Bioengineering research from the Jacobs School is at the center of a 200-patient Phase 2 clinical pilot study now under way. The trial is testing the efficacy and safety of a new use and method of administering an enzyme inhibitor to stop multi-organ failure in shock patients.

This new use of an FDA-approved drug is based on decades of research by bioengineering professor Geert Schmid-Schönbein on the microvascular and cellular reactions that lead to multiorgan failure after a patient has gone into shock, which is the second-leading cause of in-hospital deaths in the United States.

Researchers
(L-R) Bioengineering professor Geert Schmid-Schönbein, InflammaGen Therapeutics Chief Executive Officer John Rodenrys, InflammaGen Therapeutics President Hank Loy, and Dr. Erik Kistler, assistant clinical professor in the Department of Anesthesiology and Critical Care at the UC San Diego School of Medicine and the VA San Diego Healthcare System and Jacobs School alumnus in bioengineering (M.S. '94, Ph.D. '98).

Schmid-Schönbein and his colleagues discovered that under conditions of shock, the epithelial cell barrier that lines the small intestine becomes permeable causing potent digestive enzymes to be carried into the wall of the intestine, bloodstream and lymphatic system where they digest and destroy healthy tissue, a process he named autodigestion. His method of blocking the enzymes with an enzyme inhibitor was licensed to InflammaGen Therapeutics in 2005. The company has since developed the InflammaGen Shok-Pak, a drug/delivery platform that delivers the drug through a nasogastric tube directly into the stomach and lumen of the intestine.
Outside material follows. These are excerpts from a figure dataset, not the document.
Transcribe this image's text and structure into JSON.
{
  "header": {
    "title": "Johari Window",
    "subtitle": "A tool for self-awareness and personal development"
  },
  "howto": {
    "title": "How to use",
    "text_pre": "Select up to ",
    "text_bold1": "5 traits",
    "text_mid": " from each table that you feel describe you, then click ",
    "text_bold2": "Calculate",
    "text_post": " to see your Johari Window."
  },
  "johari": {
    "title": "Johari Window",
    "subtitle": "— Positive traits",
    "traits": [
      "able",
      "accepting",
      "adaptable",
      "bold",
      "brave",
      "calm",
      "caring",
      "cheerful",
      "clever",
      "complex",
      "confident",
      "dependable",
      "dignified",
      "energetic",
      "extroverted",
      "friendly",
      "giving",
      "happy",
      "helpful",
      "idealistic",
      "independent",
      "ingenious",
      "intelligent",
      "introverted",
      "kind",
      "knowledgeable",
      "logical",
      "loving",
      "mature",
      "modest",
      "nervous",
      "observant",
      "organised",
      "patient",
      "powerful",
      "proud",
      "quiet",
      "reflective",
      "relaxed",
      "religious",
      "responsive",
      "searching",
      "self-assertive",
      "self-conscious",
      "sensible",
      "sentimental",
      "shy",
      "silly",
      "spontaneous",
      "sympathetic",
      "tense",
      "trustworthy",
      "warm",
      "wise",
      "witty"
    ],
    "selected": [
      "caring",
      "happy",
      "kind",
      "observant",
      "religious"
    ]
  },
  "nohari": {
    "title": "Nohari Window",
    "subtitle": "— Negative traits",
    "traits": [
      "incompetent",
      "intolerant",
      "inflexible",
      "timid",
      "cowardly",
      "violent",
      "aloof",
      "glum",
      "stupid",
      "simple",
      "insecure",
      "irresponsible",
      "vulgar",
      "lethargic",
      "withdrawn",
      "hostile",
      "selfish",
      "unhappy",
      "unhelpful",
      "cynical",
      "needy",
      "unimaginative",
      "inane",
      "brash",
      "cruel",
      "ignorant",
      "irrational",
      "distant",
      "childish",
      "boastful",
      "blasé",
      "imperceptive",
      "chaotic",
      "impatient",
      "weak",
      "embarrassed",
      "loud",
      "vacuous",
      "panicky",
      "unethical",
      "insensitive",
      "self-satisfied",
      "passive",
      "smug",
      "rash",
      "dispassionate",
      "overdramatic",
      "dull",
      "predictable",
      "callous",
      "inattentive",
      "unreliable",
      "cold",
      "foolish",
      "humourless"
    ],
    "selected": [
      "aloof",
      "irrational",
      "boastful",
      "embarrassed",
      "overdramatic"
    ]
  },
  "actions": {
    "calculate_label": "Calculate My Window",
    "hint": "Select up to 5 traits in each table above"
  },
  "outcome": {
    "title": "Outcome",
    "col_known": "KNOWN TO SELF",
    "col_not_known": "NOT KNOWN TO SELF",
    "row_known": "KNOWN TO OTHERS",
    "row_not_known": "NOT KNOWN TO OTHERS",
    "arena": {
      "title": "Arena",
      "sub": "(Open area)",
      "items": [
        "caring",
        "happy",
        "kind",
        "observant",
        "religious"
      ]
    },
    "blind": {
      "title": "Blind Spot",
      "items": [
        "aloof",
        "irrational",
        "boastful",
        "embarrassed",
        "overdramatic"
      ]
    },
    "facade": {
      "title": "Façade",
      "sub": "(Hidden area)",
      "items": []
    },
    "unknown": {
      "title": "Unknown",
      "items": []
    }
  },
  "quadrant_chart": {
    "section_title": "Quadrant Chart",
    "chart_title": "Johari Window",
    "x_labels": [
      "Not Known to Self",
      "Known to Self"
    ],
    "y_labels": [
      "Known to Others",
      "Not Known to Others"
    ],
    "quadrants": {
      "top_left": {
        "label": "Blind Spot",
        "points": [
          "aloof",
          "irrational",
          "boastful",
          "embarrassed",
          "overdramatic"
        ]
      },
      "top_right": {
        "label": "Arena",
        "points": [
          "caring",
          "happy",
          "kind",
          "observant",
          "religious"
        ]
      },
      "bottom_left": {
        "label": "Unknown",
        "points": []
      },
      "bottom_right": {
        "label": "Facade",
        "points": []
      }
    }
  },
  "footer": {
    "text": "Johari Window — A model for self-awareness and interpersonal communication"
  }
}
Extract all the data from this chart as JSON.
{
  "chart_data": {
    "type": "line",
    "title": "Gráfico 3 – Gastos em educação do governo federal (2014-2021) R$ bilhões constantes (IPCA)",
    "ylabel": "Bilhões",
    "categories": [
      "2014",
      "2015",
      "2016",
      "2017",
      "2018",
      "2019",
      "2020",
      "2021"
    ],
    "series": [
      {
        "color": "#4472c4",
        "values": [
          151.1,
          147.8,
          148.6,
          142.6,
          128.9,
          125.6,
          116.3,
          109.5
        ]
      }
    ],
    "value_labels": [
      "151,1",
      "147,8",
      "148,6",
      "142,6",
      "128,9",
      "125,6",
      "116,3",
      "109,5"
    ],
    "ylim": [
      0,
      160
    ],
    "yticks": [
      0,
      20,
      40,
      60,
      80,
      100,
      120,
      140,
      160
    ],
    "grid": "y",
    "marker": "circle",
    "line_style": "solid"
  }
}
“We are testing for the first time whether it is possible to help severely ill patients by blocking autodigestion, a condition in which digestive enzymes not only break down food inside the intestine but also the intestine itself,” Schmid-Schönbein said. “We have pre-clinical results that this treatment can save lives.”

Dr. Erik Kistler, the study's principal investigator and a Jacobs School bioengineering alumnus (M.S. '94, Ph.D. '98), believes the treatment protocol might also improve patients' long-term outcomes and reduce the time patients spend in intensive care.

InflammaGen Shok-Pak has been used successfully outside the United States as a rescue therapy in 15 patients, most of whom were diagnosed with life-threatening conditions. Preclinical studies of the technology in two animal species have demonstrated significant increases in long-term survival.